Jesus befriended and respected a woman from a despised race of people. He was a Jew; she was a Samaritan. The mere fact that she was a woman was “bad enough” but she was also of the “wrong race.” Jesus also protected another woman from being stoned to death. She had been caught in adultery. He befriended and dined with embezzlers, two named Matthew and Zacchias. He also did not hesitate to reach out and touch people in an effort to cure them, nor did he stop them from touching his garment in a desperate effort to be cured.

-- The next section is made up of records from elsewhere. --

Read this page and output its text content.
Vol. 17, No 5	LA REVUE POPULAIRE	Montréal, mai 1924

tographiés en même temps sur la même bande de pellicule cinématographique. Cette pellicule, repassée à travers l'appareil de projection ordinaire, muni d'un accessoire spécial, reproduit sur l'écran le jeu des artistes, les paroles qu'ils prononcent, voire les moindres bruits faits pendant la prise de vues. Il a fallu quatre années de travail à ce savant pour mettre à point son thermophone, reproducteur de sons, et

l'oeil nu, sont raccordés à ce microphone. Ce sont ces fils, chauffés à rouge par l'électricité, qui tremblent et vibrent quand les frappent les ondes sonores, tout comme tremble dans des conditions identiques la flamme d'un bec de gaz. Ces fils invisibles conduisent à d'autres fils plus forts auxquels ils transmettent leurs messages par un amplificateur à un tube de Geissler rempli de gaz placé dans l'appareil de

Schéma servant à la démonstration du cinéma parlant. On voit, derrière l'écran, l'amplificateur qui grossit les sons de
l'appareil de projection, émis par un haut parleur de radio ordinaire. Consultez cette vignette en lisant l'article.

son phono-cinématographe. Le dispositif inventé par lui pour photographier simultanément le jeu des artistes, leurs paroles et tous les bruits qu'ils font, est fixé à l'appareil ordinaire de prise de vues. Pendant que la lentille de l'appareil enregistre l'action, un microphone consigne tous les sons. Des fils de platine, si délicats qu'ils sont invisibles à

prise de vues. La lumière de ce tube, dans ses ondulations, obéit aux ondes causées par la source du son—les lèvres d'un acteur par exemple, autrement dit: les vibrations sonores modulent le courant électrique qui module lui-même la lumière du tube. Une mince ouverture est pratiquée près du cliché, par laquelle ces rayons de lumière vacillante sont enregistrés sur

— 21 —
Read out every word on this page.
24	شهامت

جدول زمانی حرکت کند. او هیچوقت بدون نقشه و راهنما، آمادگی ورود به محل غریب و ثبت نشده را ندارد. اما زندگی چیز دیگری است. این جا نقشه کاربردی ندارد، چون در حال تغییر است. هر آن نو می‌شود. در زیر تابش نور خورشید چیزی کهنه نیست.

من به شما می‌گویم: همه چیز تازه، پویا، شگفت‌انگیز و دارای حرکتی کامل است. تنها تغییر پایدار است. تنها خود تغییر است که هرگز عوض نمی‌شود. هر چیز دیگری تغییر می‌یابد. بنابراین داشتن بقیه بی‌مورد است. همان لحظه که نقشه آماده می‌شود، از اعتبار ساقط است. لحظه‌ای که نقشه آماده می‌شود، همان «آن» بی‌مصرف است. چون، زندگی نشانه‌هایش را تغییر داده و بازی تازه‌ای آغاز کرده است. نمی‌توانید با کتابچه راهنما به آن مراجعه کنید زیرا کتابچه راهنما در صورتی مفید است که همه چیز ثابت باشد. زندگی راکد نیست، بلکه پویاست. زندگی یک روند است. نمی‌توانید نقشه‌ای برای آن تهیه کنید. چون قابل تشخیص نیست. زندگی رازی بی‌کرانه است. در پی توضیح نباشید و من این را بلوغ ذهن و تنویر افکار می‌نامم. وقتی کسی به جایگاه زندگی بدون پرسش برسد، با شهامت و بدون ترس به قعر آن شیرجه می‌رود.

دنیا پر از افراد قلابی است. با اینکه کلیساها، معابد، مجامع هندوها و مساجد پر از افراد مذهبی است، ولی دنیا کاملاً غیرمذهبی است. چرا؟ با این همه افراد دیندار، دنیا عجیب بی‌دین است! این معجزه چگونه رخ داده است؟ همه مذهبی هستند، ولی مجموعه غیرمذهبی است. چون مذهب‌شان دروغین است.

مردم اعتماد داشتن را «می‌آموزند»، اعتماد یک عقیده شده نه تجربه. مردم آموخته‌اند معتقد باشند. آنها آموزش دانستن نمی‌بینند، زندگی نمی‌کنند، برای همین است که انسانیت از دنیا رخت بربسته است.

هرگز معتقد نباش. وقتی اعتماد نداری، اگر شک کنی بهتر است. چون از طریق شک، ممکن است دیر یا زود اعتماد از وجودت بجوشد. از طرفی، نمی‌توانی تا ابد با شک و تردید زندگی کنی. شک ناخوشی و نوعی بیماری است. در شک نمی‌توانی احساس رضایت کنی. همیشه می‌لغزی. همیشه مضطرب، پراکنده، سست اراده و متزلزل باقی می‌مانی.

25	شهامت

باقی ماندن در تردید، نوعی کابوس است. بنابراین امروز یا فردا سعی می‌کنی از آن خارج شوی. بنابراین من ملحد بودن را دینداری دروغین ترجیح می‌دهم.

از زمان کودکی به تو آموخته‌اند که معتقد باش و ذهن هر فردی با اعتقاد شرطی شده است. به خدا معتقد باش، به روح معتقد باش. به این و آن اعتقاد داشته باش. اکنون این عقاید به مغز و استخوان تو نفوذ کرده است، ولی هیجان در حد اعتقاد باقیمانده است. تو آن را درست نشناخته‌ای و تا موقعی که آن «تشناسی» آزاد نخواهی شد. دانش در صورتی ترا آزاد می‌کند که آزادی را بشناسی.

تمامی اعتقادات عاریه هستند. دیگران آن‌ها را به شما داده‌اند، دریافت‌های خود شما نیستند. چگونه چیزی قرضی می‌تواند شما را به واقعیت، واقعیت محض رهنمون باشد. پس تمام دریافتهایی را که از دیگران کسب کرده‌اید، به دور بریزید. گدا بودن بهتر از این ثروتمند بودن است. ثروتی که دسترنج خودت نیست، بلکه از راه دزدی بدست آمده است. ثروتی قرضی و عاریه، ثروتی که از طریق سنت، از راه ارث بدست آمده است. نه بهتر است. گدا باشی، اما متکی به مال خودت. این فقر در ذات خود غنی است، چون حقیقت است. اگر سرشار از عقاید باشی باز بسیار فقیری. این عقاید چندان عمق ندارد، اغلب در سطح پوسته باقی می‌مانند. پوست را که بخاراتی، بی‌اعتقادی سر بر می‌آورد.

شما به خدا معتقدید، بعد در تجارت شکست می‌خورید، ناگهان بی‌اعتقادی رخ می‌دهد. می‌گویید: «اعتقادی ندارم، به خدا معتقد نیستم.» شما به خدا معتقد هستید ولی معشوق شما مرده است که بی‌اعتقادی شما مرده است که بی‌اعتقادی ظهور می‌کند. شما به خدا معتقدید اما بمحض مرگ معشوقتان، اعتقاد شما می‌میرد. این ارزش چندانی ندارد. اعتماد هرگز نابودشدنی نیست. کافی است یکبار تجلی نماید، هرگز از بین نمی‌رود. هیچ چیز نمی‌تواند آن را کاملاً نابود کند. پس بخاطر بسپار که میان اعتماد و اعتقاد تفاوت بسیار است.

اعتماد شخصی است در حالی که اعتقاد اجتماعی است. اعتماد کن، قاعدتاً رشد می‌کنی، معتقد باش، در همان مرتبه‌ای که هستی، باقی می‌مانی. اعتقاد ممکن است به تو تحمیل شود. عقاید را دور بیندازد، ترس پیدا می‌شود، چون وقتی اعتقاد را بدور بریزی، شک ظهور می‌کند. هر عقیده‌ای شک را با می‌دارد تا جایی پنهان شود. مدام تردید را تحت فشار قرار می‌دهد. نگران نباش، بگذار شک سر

In every instance where he disobeyed the teaching of the pharasaical laws, he never supported immoral, illegal, or unhealthy behaviors. He supported and loved the person but lovingly and directly told the individuals to “go and sin no more” or “your faith has made you whole.”

What he truly hated was hypocrisy, which is why he told the men accusing the adulterous woman to start throwing stones at her if they themselves were perfect, but none could do so. No one could keep up the hypocritical charade of perfection. I am not without sin, thus I throw no stones (I John 1:8-10). Jesus got along better with “publicans and sinners” than the “religious” people.

Any sexual behavior outside of marriage, whether heterosexual or homosexual, is considered an abomination (Leviticus 18:26-29). So anyone who performs any of various kinds of sexual behaviors in Leviticus 18:1-23, Romans 1:18-32, I Corinthians 6:9, and portions of II Timothy 3:1-5 also are committing abominations. Why are any of these premarital or extramarital acts considered despicable to God? Because the acts defile the place in which his Holy Spirit dwells or desires to dwell, which is the human mind and body. So when a man and woman marry, the intercourse they enjoy is a picture of Christ the groom and the true church the bride joining together in eternal union. Read the Song of Solomon for a fairly erotic depiction of this courtship and union.